Does Higher Scaling Intensity Fuel AI Start-up Firm Growth?

Schulte-Althoff, Matthias, Gene Moo Lee, Hannes Rothe, Robert Kauffman, Daniel Fuerstenau. “Does Higher Scaling Intensity Fuel AI Start-up Firm Growth?”. Working Paper. [ResearchGate]

  • Presented at HICSS 2021 (SITES mini-track), Copenhagen Business School 2021, FU Berlin 2021, University of Cologne 2021, University of Bremen 2021, Humboldt Institute for Internet and Society 2021, University of British Columbia 2022.

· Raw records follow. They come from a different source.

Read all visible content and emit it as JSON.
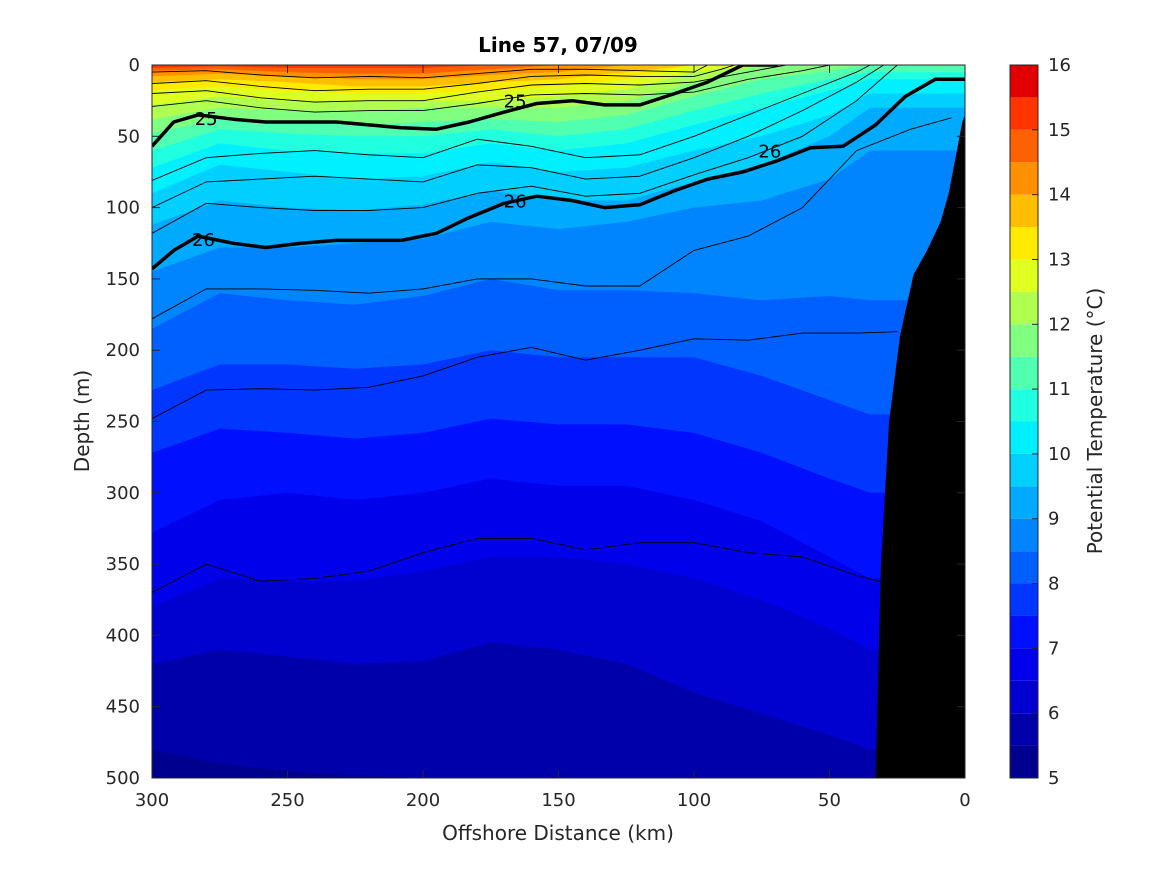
{
  "chart_data": {
    "type": "contour",
    "title": "Line 57, 07/09",
    "xlabel": "Offshore Distance (km)",
    "ylabel": "Depth (m)",
    "colorbar_label": "Potential Temperature (°C)",
    "xlim": [
      300,
      0
    ],
    "ylim": [
      500,
      0
    ],
    "clim": [
      5,
      16
    ],
    "x_ticks": [
      "300",
      "250",
      "200",
      "150",
      "100",
      "50",
      "0"
    ],
    "y_ticks": [
      "0",
      "50",
      "100",
      "150",
      "200",
      "250",
      "300",
      "350",
      "400",
      "450",
      "500"
    ],
    "colorbar_ticks": [
      "16",
      "15",
      "14",
      "13",
      "12",
      "11",
      "10",
      "9",
      "8",
      "7",
      "6",
      "5"
    ],
    "levels": [
      5,
      5.5,
      6,
      6.5,
      7,
      7.5,
      8,
      8.5,
      9,
      9.5,
      10,
      10.5,
      11,
      11.5,
      12,
      12.5,
      13,
      13.5,
      14,
      14.5,
      15,
      15.5,
      16
    ],
    "level_colors": [
      "#00008f",
      "#0000aa",
      "#0000cf",
      "#0000ea",
      "#0010ff",
      "#0036ff",
      "#0060ff",
      "#0085ff",
      "#00aaff",
      "#00cfff",
      "#00f0ff",
      "#20ffe0",
      "#50ffb0",
      "#80ff80",
      "#b0ff50",
      "#dfff20",
      "#ffea00",
      "#ffbf00",
      "#ff9000",
      "#ff6000",
      "#ff3500",
      "#e00000",
      "#b00000"
    ],
    "isotherms_depth": {
      "x": [
        300,
        275,
        250,
        225,
        200,
        175,
        150,
        125,
        100,
        75,
        50,
        35
      ],
      "t5_5": [
        480,
        490,
        495,
        498,
        500,
        500,
        500,
        500,
        500,
        500,
        500,
        500
      ],
      "t6": [
        420,
        410,
        415,
        420,
        418,
        405,
        410,
        420,
        440,
        455,
        470,
        480
      ],
      "t6_5": [
        380,
        360,
        362,
        362,
        355,
        345,
        345,
        350,
        360,
        375,
        395,
        410
      ],
      "t7": [
        328,
        305,
        300,
        305,
        300,
        290,
        295,
        295,
        305,
        320,
        345,
        360
      ],
      "t7_5": [
        272,
        255,
        258,
        262,
        258,
        248,
        252,
        252,
        258,
        272,
        290,
        300
      ],
      "t8": [
        228,
        210,
        210,
        213,
        210,
        200,
        205,
        205,
        205,
        218,
        235,
        245
      ],
      "t8_5": [
        185,
        160,
        165,
        168,
        162,
        150,
        158,
        158,
        160,
        165,
        162,
        165
      ],
      "t9": [
        145,
        128,
        128,
        125,
        122,
        110,
        115,
        110,
        100,
        95,
        80,
        60
      ],
      "t9_5": [
        112,
        95,
        100,
        102,
        98,
        88,
        95,
        95,
        82,
        70,
        50,
        30
      ],
      "t10": [
        90,
        70,
        75,
        80,
        78,
        68,
        75,
        72,
        60,
        50,
        35,
        20
      ],
      "t10_5": [
        72,
        55,
        60,
        62,
        62,
        55,
        60,
        55,
        42,
        30,
        18,
        10
      ],
      "t11": [
        60,
        45,
        48,
        50,
        50,
        45,
        50,
        45,
        32,
        20,
        10,
        5
      ],
      "t11_5": [
        48,
        38,
        40,
        42,
        40,
        38,
        40,
        35,
        22,
        10,
        4,
        0
      ],
      "t12": [
        38,
        30,
        32,
        32,
        30,
        30,
        30,
        25,
        12,
        0,
        0,
        0
      ],
      "t12_5": [
        28,
        22,
        25,
        25,
        25,
        25,
        22,
        17,
        5,
        0,
        0,
        0
      ],
      "t13": [
        18,
        15,
        18,
        20,
        20,
        18,
        15,
        10,
        0,
        0,
        0,
        0
      ],
      "t13_5": [
        12,
        10,
        12,
        15,
        15,
        12,
        10,
        5,
        0,
        0,
        0,
        0
      ],
      "t14": [
        8,
        6,
        8,
        10,
        10,
        7,
        5,
        0,
        0,
        0,
        0,
        0
      ],
      "t14_5": [
        4,
        3,
        5,
        6,
        6,
        3,
        0,
        0,
        0,
        0,
        0,
        0
      ],
      "t15": [
        2,
        1,
        2,
        2,
        2,
        0,
        0,
        0,
        0,
        0,
        0,
        0
      ],
      "t15_5": [
        0,
        0,
        0,
        0,
        0,
        0,
        0,
        0,
        0,
        0,
        0,
        0
      ]
    },
    "density_contours": [
      {
        "label": "25",
        "x": [
          300,
          292,
          283,
          270,
          258,
          245,
          232,
          220,
          208,
          195,
          183,
          170,
          158,
          145,
          133,
          120,
          107,
          95,
          82,
          69
        ],
        "depth": [
          57,
          40,
          35,
          38,
          40,
          40,
          40,
          42,
          44,
          45,
          40,
          33,
          27,
          25,
          28,
          28,
          20,
          12,
          0,
          0
        ]
      },
      {
        "label": "26",
        "x": [
          300,
          292,
          283,
          270,
          258,
          245,
          232,
          220,
          208,
          195,
          183,
          170,
          158,
          145,
          133,
          120,
          107,
          95,
          82,
          69,
          57,
          45,
          33,
          22,
          11,
          0
        ],
        "depth": [
          143,
          130,
          120,
          125,
          128,
          125,
          123,
          123,
          123,
          118,
          107,
          97,
          92,
          95,
          100,
          98,
          88,
          80,
          75,
          67,
          58,
          57,
          42,
          22,
          10,
          10
        ]
      }
    ],
    "density_labels": [
      {
        "text": "25",
        "x": 280,
        "depth": 37
      },
      {
        "text": "25",
        "x": 166,
        "depth": 25
      },
      {
        "text": "26",
        "x": 72,
        "depth": 60
      },
      {
        "text": "26",
        "x": 166,
        "depth": 95
      },
      {
        "text": "26",
        "x": 281,
        "depth": 122
      }
    ],
    "thin_contours": [
      {
        "x": [
          300,
          280,
          260,
          240,
          220,
          200,
          180,
          160,
          140,
          120,
          100,
          95
        ],
        "depth": [
          5,
          4,
          7,
          9,
          8,
          9,
          6,
          3,
          3,
          4,
          5,
          0
        ]
      },
      {
        "x": [
          300,
          280,
          260,
          240,
          220,
          200,
          180,
          160,
          140,
          120,
          100,
          90,
          85
        ],
        "depth": [
          13,
          11,
          15,
          18,
          17,
          17,
          13,
          8,
          7,
          8,
          8,
          3,
          0
        ]
      },
      {
        "x": [
          300,
          280,
          260,
          240,
          220,
          200,
          180,
          160,
          140,
          120,
          100,
          80,
          66
        ],
        "depth": [
          20,
          18,
          23,
          26,
          25,
          25,
          19,
          14,
          13,
          14,
          12,
          5,
          0
        ]
      },
      {
        "x": [
          300,
          280,
          260,
          240,
          220,
          200,
          180,
          160,
          140,
          120,
          100,
          80,
          60,
          50
        ],
        "depth": [
          29,
          25,
          30,
          33,
          32,
          32,
          27,
          21,
          20,
          21,
          19,
          10,
          4,
          0
        ]
      },
      {
        "x": [
          300,
          280,
          260,
          240,
          220,
          200,
          180,
          160,
          140,
          120,
          100,
          80,
          60,
          40,
          35
        ],
        "depth": [
          81,
          65,
          62,
          60,
          63,
          65,
          52,
          57,
          65,
          63,
          50,
          35,
          20,
          5,
          0
        ]
      },
      {
        "x": [
          300,
          280,
          260,
          240,
          220,
          200,
          180,
          160,
          140,
          120,
          100,
          80,
          60,
          40,
          30
        ],
        "depth": [
          100,
          82,
          80,
          78,
          80,
          82,
          70,
          72,
          80,
          78,
          65,
          50,
          32,
          12,
          0
        ]
      },
      {
        "x": [
          300,
          280,
          260,
          240,
          220,
          200,
          180,
          160,
          140,
          120,
          100,
          80,
          60,
          40,
          25
        ],
        "depth": [
          118,
          97,
          100,
          102,
          102,
          100,
          90,
          85,
          92,
          90,
          77,
          65,
          50,
          25,
          0
        ]
      },
      {
        "x": [
          300,
          280,
          260,
          240,
          220,
          200,
          180,
          160,
          140,
          120,
          100,
          80,
          60,
          40,
          20,
          5
        ],
        "depth": [
          178,
          157,
          157,
          158,
          160,
          157,
          150,
          150,
          155,
          155,
          130,
          120,
          100,
          60,
          45,
          37
        ]
      },
      {
        "x": [
          300,
          280,
          260,
          240,
          220,
          200,
          180,
          160,
          140,
          120,
          100,
          80,
          60,
          40,
          25
        ],
        "depth": [
          248,
          228,
          227,
          228,
          226,
          218,
          205,
          198,
          207,
          200,
          192,
          193,
          188,
          188,
          187
        ]
      },
      {
        "x": [
          300,
          280,
          260,
          240,
          220,
          200,
          180,
          160,
          140,
          120,
          100,
          80,
          60,
          40,
          30
        ],
        "depth": [
          370,
          350,
          362,
          360,
          355,
          342,
          332,
          332,
          340,
          335,
          335,
          342,
          345,
          358,
          363
        ]
      }
    ],
    "bottom_topography": {
      "x": [
        33,
        31,
        28,
        24,
        19,
        14,
        9,
        6,
        3,
        1,
        0
      ],
      "depth": [
        500,
        350,
        250,
        190,
        147,
        130,
        110,
        90,
        60,
        40,
        35
      ]
    }
  }
}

AI technologies automate ever more complex tasks and promise new efficiencies for firms to enhance their capabilities and grow. Economists argue that AI innovation-related complementarities have not diffused widely enough to yield higher productivity though. We examine how firm revenue scales with labor for revenue-per-employee (RPE) and is moderated by firm-level AI investment. We compare AI start-ups, including start-ups that use AI, and platform and service start-ups. We use propensity score matching and a quasi-experimental research design to predict the scaling of start-ups. We obtained evidence for sublinear scaling intensity for revenue as a function of labor. Our study provides similar results for AI and service start-ups, while platform start-ups produced higher scaling intensity. We show an increase in employee counts compared to category averages, which increased average platform revenue the most, while increases were modest for service and AI start-ups. We also compare the AI boutique model with the AI factory model. The former includes hybrid start-ups that run a service- and AI-based business model, while the latter is represented by AI and platform hybrids. AI boutiques had a scaling intensity between the service and AI start-ups, which suggests they may not yet have achieved scaling benefits because adoption requires human experts. AI factories, in contrast, evidenced higher scaling intensity between the AI and platform start-ups. We also interpret the start-ups’ economies of scale, scope, and learning.